Autumn is upon us and people are returning from their holidays and to their desks – both virtually and in the office. So what should compliance professionals be considering as the seasons change?
During the summer, life in the payments space was no quiet sunbathe. While government departments all over the world were making hectic announcements about how to test and innoculate tourists, changes in regulatory policy were emerging just as quickly.
The most favourable news of the last few months is the European Union’s decision to grant “adequacy” to the UK’s data protection regime. Following hard on the heels of this, however, is the British Government’s declaration this week that it wants to wreak massive changes on “UK GDPR,” its onshored version of the European General Data Protection Regulation. It wants to make the data-protection process more business-friendly and less bureaucratic, which could be code language for watering people’s data rights down. This might result in European retaliation.
Also in the UK, a senior official at the Financial Conduct Authority has hinted overtly that his organisation might force directors at payment and e-money firms into the UK’s Senior Management & Certification Regime (SM&CR).
The official made his comments at a webinar organised by the Emerging Payments Association. The FCA introduced the SM&CR in its original form in 2016 and uses it to regulate the governance of financial institutions by assigning responsibility and showing clear accountability.
The UK’s Information Commissioner’s Office, which is responsible for data protection, has also proposed some wording for a standard contract that any firm, including a payment service provider, might use when making a restricted transfer of personal data to a country outside the UK. This came on the back of the EU’s declaration that the UK’s regime was adequate.
Across the Channel, the EU finally unveiled its digital euro plans. Although the European Central Bank has not fully committed to an eventual CBDC issuance, the new investigative phase will look at the new product’s design and distribution.

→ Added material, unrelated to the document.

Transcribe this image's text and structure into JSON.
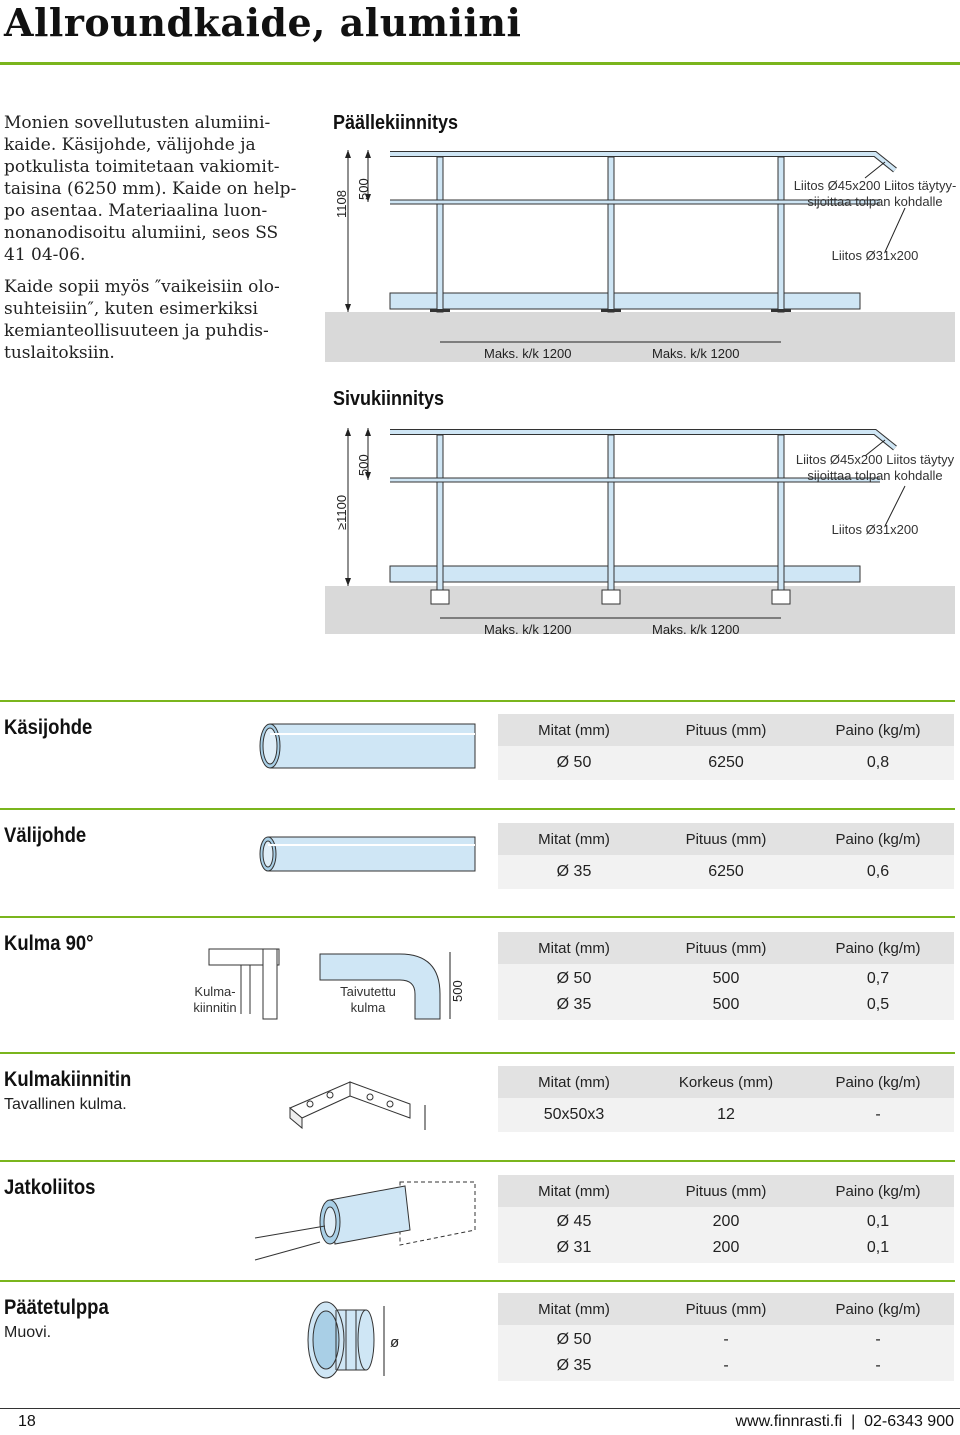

The EU also unveiled its long-awaited anti-money laundering (AML) plans. Money-laundering control has long plagued the EU, with countries following differing policies in response to the directives and often failing to keep up-to-date with their progress.
As part of its new proposal, the European Commission has stated that it wants a single rulebook for AML in the trading bloc, that there will be new rules for crypto-transactions that fall in line with the Financial Action Task Force’s recommendations and, most significantly, that there will be a new authority at EU level.
It is anticipated that the latter will have the biggest impact on financial institutions. Compliance professionals are used to dealing with their national regulators on this matter, and now face an entirely new and centralised entity. However, this is still some time off and a tussle between the EU’s capitals should be anticipated as governments begin to lobby to host the agency. If the European Banking Authority’s (EBA) post-Brexit rehousing in Paris is anything to go by, it could get personal.
Speaking of the EBA, it also has its eye on AML at the moment.
The EBA is consulting on new guidelines to govern the day-to-day activities of compliance officers whose job it is to organise their firms’ efforts against money laundering and terrorist financing. Stakeholders have until November 2 to respond to the proposed guidelines.
And coming up this autumn, there is the EU’s long-awaited review of the revised Payment Services Directive. It is expected that issues such as authentication, and regulatory blind spots such as the role of big tech in payments could be considered as part of the review.
Likely to begin in November, the review could send ripples through the EU’s payments industry, which could either be in line for a victory considering some of PSD2’s more awkward compliance requirements or could find they are grappling with even more changes after years of cooperation and negotiation in the payments ecosystem to ensure initiatives such as open banking work for consumers.
Lastly, payment firms in Singapore have until September 10 to adapt to the city-state’s new individual accountability and conduct regime, which will hold senior managers responsible for the actions of their employees and the conduct of the areas that they oversee.